Interesting, Wiliam F. Buckley Jr. was an enthusiastic supporter of both American wars on Iraq, although he later admitted the second one to be a mistake. Perhaps if he had absorbed more of Voegelin’s theory in addition to his lingo he would not have made this mistake.

Voegelin’s lectures, however, were not intended as a guide to practical political decision making but as an introduction to political theory and the idea of representation. Perhaps, the most important things to glean from this introduction, are not lessons but questions. If modernity is derived from an ultimately Gnostic view of a third realm or age in history, what then is the significance of the fact that the Modern Age is now widely believed to be over? What is the relationship between the relativism and nihilism of the “post-modern” era and the Gnosticism of the Modern Age? If the various movements of Gnosticism each sought the “monopoly of existential representation in a historical society” what does the post-modern rejection of all meta-narrative mean for the future of representation? If the classic philosophers were correct in believing that the political society represents first the order of the cosmos and then the order of the soul in man and if Christian theologians were correct in believing that the transcendent order of God to be represented on earth by the church, while the political society represents the temporal order of man, what form will these truths take in a world that has passed through Gnosticism and the nihilism of post-modernism?

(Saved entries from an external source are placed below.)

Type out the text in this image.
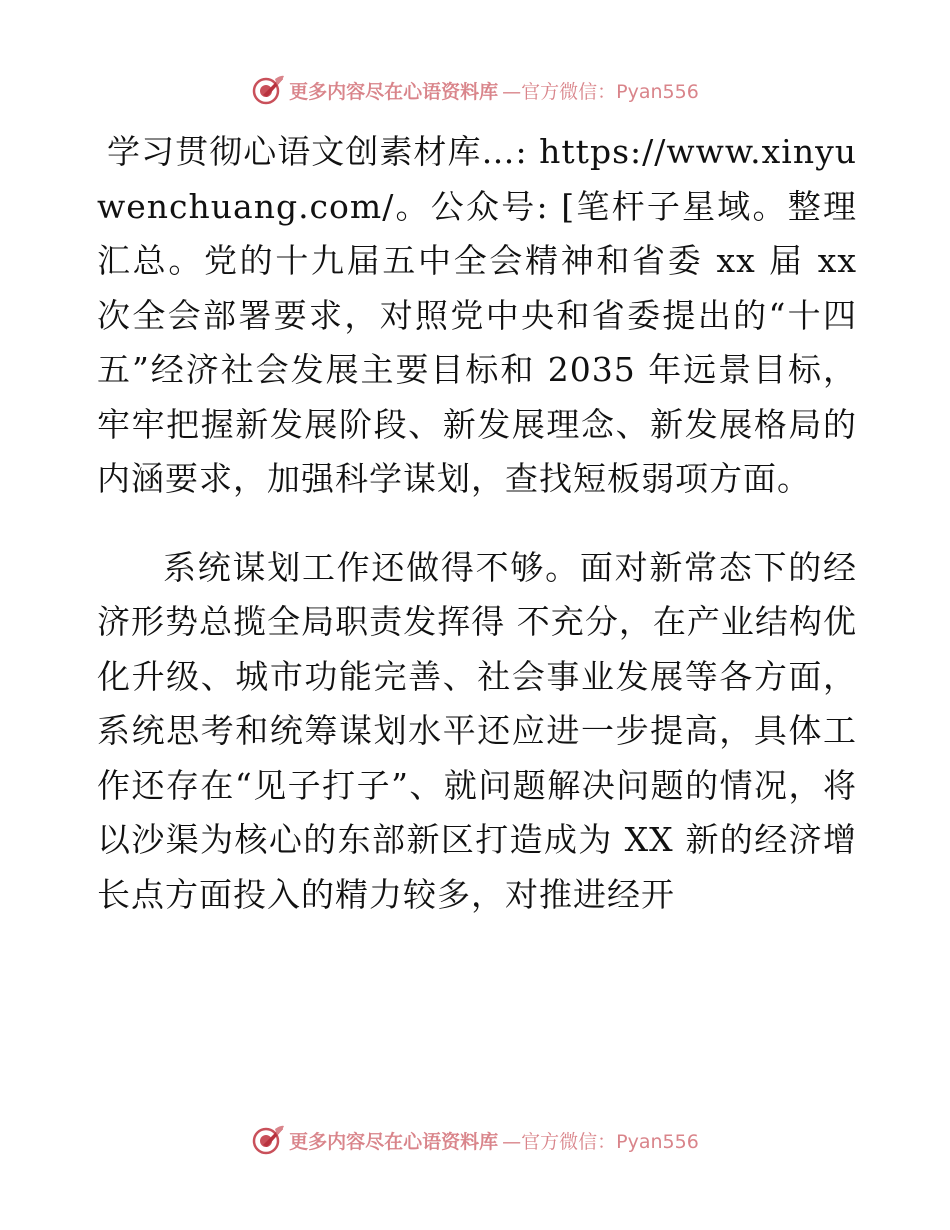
更多内容尽在心语资料库 —官方微信：Pyan556

学习贯彻心语文创素材库…: https://www.xinyuwenchuang.com/。公众号: [笔杆子星域。整理汇总。党的十九届五中全会精神和省委 xx 届 xx 次全会部署要求，对照党中央和省委提出的“十四五”经济社会发展主要目标和 2035 年远景目标，牢牢把握新发展阶段、新发展理念、新发展格局的内涵要求，加强科学谋划，查找短板弱项方面。

系统谋划工作还做得不够。面对新常态下的经济形势总揽全局职责发挥得 不充分，在产业结构优化升级、城市功能完善、社会事业发展等各方面，系统思考和统筹谋划水平还应进一步提高，具体工作还存在“见子打子”、就问题解决问题的情况，将以沙渠为核心的东部新区打造成为 XX 新的经济增长点方面投入的精力较多，对推进经开

更多内容尽在心语资料库 —官方微信：Pyan556
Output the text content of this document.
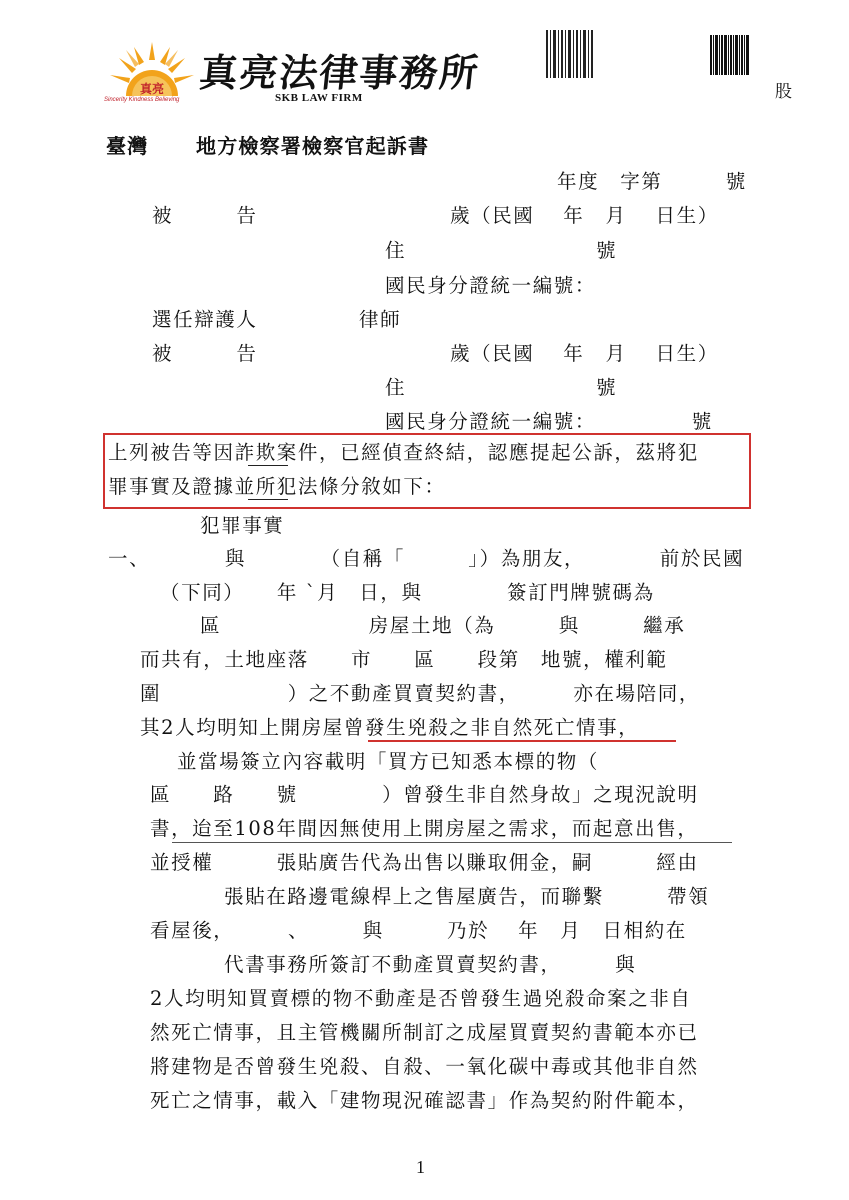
真亮
Sincerity Kindness Believing
真亮法律事務所
SKB LAW FIRM	股
臺灣 地方檢察署檢察官起訴書
年度　字第　　　號
被　　　告	歲（民國　 年　月　 日生）
住　　　　　　　　　號
國民身分證統一編號：
選任辯護人	律師
被　　　告	歲（民國　 年　月　 日生）
住　　　　　　　　　號
國民身分證統一編號：　　　　　號
上列被告等因詐欺案件，已經偵查終結，認應提起公訴，茲將犯
罪事實及證據並所犯法條分敘如下：
犯罪事實
一、　　　　與　　　　（自稱「　　　」）為朋友，　　　　前於民國
（下同）　　年 `月　日，與　　　　簽訂門牌號碼為
區　　　　　　　房屋土地（為　　　與　　　繼承
而共有，土地座落　　市　　區　　段第　地號，權利範
圍　　　　　　）之不動產買賣契約書，　　　亦在場陪同，
其2人均明知上開房屋曾發生兇殺之非自然死亡情事，
並當場簽立內容載明「買方已知悉本標的物（
區　　路　　號　　　　）曾發生非自然身故」之現況說明
書，迨至108年間因無使用上開房屋之需求，而起意出售，
並授權　　　張貼廣告代為出售以賺取佣金，嗣　　　經由
張貼在路邊電線桿上之售屋廣告，而聯繫　　　帶領
看屋後，　　　、　　　與　　　乃於　 年　月　日相約在
代書事務所簽訂不動產買賣契約書，　　　與
2人均明知買賣標的物不動產是否曾發生過兇殺命案之非自
然死亡情事，且主管機關所制訂之成屋買賣契約書範本亦已
將建物是否曾發生兇殺、自殺、一氧化碳中毒或其他非自然
死亡之情事，載入「建物現況確認書」作為契約附件範本，
1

(1) The review, entitled “The Character of European Politics”, which appeared in the August 7, 1953 issue, was originally published anonymously, but Oakeshott is identified as the reviewer in the online historical archives of the Times Literary Supplement, http://www.tlsarchive.com

(2) Dante Germino, in the foreword to the 1987 edition, tells us that the original title of the lectures was “Truth and Representation”.

(3) The correspondence between the two political philosophers was translated and edited by Peter Emberley and Barry Cooper and published by the University of Missouri Press in 1993 and 2004 under the title Faith and Political Philosophy: The Correspondence Between Leo Strauss and Eric Voegelin, 1934-1964.